Kabar Apa yang Dibawa Kartu Pos dari Banda Neira?
Sukab menulis surat untuk Alina dengan sepotong senja sebagai hadiahnya. Penggambaran bagi Sukab yang begitu merindukan kekasihnya itu. Hal itu membuat gempar. Seluruh warga kemudian mencari siapa yang mencuri senja. Sampai akhirnya semua orang tahu siapa yang mencuri senja, ketika tukang pos tercengang dengan kartu posnya yang berisi sepotong senja. Sukab jadi buronan (“Sepotong Senja Untuk Pacarku”, Seno Gumira Adjidarma).
Lalu bagaimana dengan Kartu Pos dari Banda Neira yang dikirimkan Zulkifli Songyanan? Kabar apa yang dibawa Kartu Pos dari Banda Neira? Apakah Zul akan menjadi buronan warga yang membacanya, seperti Sukab? Inilah Pertanyaan yang ada di benak saya ketika melihat buku kumpulan puisi ini. Mungkin menjadi pertanyaan yang sama dengan orang-orang yang membaca “kartu pos” ini.
Kartu Pos menurut KBBI adalah kartu untuk surat-menyurat melalui pos. Dan, Banda Neira merupakan nama daerah yang dikenal cukup indah. Banda Neira pernah menjadi pusat perdagangan pala dan fuli dunia, karena Kepulauan Banda adalah salah-satu penghasil rempah-rempah yang bernilai tinggi hingga pertengahan Abad ke-19. Kota modernnya didirikan oleh VOC, yang membantai penduduk Banda untuk mendapatkan palanya pada tahun 1621, lalu membawa yang tersisa ke Batavia (kini Jakarta) untuk dijadikan budak.
Berdasarkan pemaparan di atas, saya berkesimpulan kemungkinan kartu pos ini berisi tentang masa penjajahan atau keindahan alamnya atau lebih jauh lagi mencuri hal lain—mengingat Sukab mencuri senja—dari Banda Neira. Untuk menuntaskan rasa penasaran itu maka saya datang ke acara diskusi Kartu Pos dari Banda Neira di Toco.buruan.co, Kebun Seni, Jalan Tamansari No. 69, Bandung.
“Kegalauan Zul terlihat dari kata pengantar, ia bertanya apakah lewat kumpulan puisi ini kepribadian saya terlacak atau tidak? Di situ saya berpikir bahwa Zul sedang ragu apakah dengan cara ia menulis puisi sudah terlihat estetika dirinya atau belum,” Ujar Lutfi selaku pembahas buku bersama Faisal Kamandobat.
Di awal pembicaraan itu saya sedikit berkerut kening.
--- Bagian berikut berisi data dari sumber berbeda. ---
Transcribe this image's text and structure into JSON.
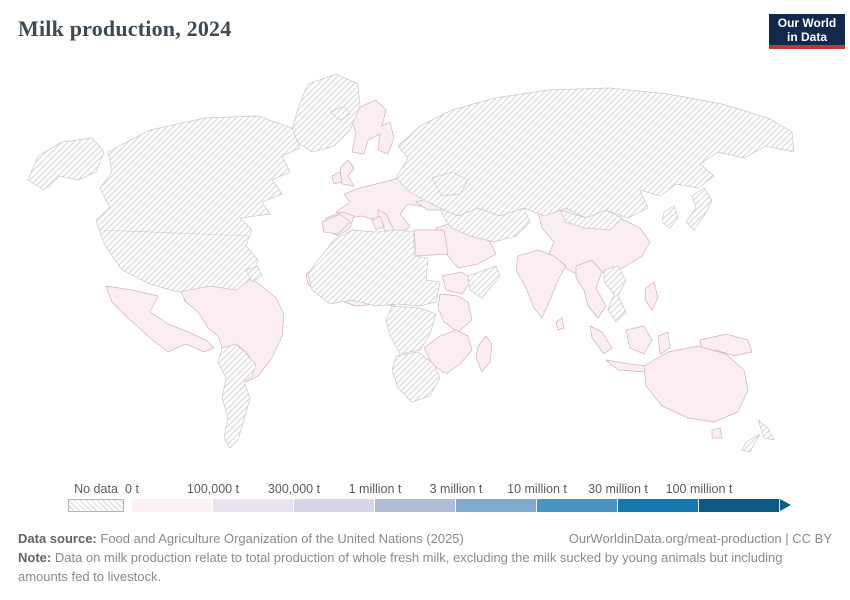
{
  "header": {
    "title": "Milk production, 2024",
    "logo_line1": "Our World",
    "logo_line2": "in Data"
  },
  "legend": {
    "no_data_label": "No data",
    "stops": [
      "0 t",
      "100,000 t",
      "300,000 t",
      "1 million t",
      "3 million t",
      "10 million t",
      "30 million t",
      "100 million t"
    ],
    "colors": [
      "#fdf1f6",
      "#e9e4f0",
      "#d7d5e6",
      "#b1bcd9",
      "#80aacd",
      "#4a94c4",
      "#1576b2",
      "#0d5a84"
    ]
  },
  "map": {
    "data_fill": "#faedf3",
    "data_stroke": "#d8b0c0",
    "nodata_stroke": "#c9c9c9"
  },
  "footer": {
    "data_source_label": "Data source:",
    "data_source_text": "Food and Agriculture Organization of the United Nations (2025)",
    "link_text": "OurWorldinData.org/meat-production | CC BY",
    "note_label": "Note:",
    "note_text": "Data on milk production relate to total production of whole fresh milk, excluding the milk sucked by young animals but including amounts fed to livestock."
  },
  "chart_data": {
    "type": "choropleth_map",
    "title": "Milk production, 2024",
    "unit": "tonnes (t)",
    "legend_bins": [
      {
        "label": "No data",
        "style": "diagonal-hatch"
      },
      {
        "label": "0 t",
        "color": "#fdf1f6"
      },
      {
        "label": "100,000 t",
        "color": "#e9e4f0"
      },
      {
        "label": "300,000 t",
        "color": "#d7d5e6"
      },
      {
        "label": "1 million t",
        "color": "#b1bcd9"
      },
      {
        "label": "3 million t",
        "color": "#80aacd"
      },
      {
        "label": "10 million t",
        "color": "#4a94c4"
      },
      {
        "label": "30 million t",
        "color": "#1576b2"
      },
      {
        "label": "100 million t",
        "color": "#0d5a84"
      }
    ],
    "observation": "All countries with reported data are rendered in the lightest (0 t) bin color; no country is shown in darker bins.",
    "regions_with_data_light_pink": [
      "Mexico",
      "Central America",
      "Caribbean",
      "Colombia",
      "Venezuela",
      "Ecuador",
      "Peru",
      "Brazil",
      "Europe",
      "United Kingdom",
      "Scandinavia",
      "Turkey",
      "Morocco",
      "Tunisia",
      "Egypt",
      "West Africa",
      "Ethiopia",
      "Kenya",
      "Tanzania",
      "Zambia",
      "Zimbabwe",
      "Mozambique",
      "Madagascar",
      "Middle East",
      "Iran",
      "India",
      "China",
      "Myanmar",
      "Thailand",
      "Sri Lanka",
      "Indonesia",
      "Philippines",
      "Papua New Guinea",
      "Australia"
    ],
    "regions_no_data_hatched": [
      "Canada",
      "United States",
      "Alaska",
      "Greenland",
      "Iceland",
      "Russia",
      "Ukraine",
      "Kazakhstan",
      "Central Asia",
      "Mongolia",
      "Japan",
      "South Korea",
      "Vietnam",
      "Laos",
      "Algeria",
      "Libya",
      "Mauritania",
      "Mali",
      "Niger",
      "Chad",
      "Sudan",
      "Somalia",
      "DR Congo",
      "Angola",
      "Namibia",
      "Botswana",
      "South Africa",
      "Bolivia",
      "Chile",
      "Argentina",
      "Paraguay",
      "Uruguay",
      "Guyana",
      "Suriname",
      "New Zealand"
    ],
    "source": "Food and Agriculture Organization of the United Nations (2025)"
  }
}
Mungkinkah tidak sesuai dengan apa yang saya pikirkan tentang kartu pos, yang akan membicarakan keindahan alam atau sejarah.
“Zul itu menggunakan gaya mirror dalam menulis puisi atau mencerminkan keadaan alam dan manusia dan memanfaatkan keadaan dirinya, tapi seorang penyair pula harus mencapai hal yang paling fundamental dalam merekam keadaan.”
Ucapan Faisal Kamandobat tersebut mencerahkan saya bahwa Kartu Pos dari Banda Neira ini menggambarkan keadaan alam dan menggabungkannya dengan keadaan penyair yang mengalami masa mudanya: percintaan dan perjalanan.
Faisal juga berpendapat, puisi-puisi harus sadar akan bahasa untuk memaknai kehidupan dan penyair harus mendefinisikan kehidupan secara filosofis dan menciptakan hal baru. Menurutnya puisi-puisi yang hadir dalam kumpulan puisi ini memakai kacamata luar dalam memaknai kebudayaan Banda Neira sehingga tidak mencerminkan seseorang yang pernah tinggal atau singgah di sana.
Harapan Faisal Kamandobat memang sangat tinggi kepada para penyair, mengingat sejarah Eropa, jika penyair itu bisa memberi dampak pada kehidupan manusia. Maka, dia berharap bahwa penyair-penyair Indonesia, termasuk sang pengirim kartu pos Zul agar mampu menciptakan karya sastra khususnya puisi yang visioner. Atau, berbicara masalah kehidupan secara hakikat dan memberi gagasan untuk kehidupan 5-10 tahun ke depan.
Lutfi Mardiansyah menyepakati apa yang dikemukakan Faisal. Namun, menurut Lutfi hal itu masih jauh bagi penyair Indonesia dan Zul, karena untuk mencapai karya yang visioner harus beres dalam tataran elementer terlebih dulu. Dan, Zul sudah mencapai hal elementer itu.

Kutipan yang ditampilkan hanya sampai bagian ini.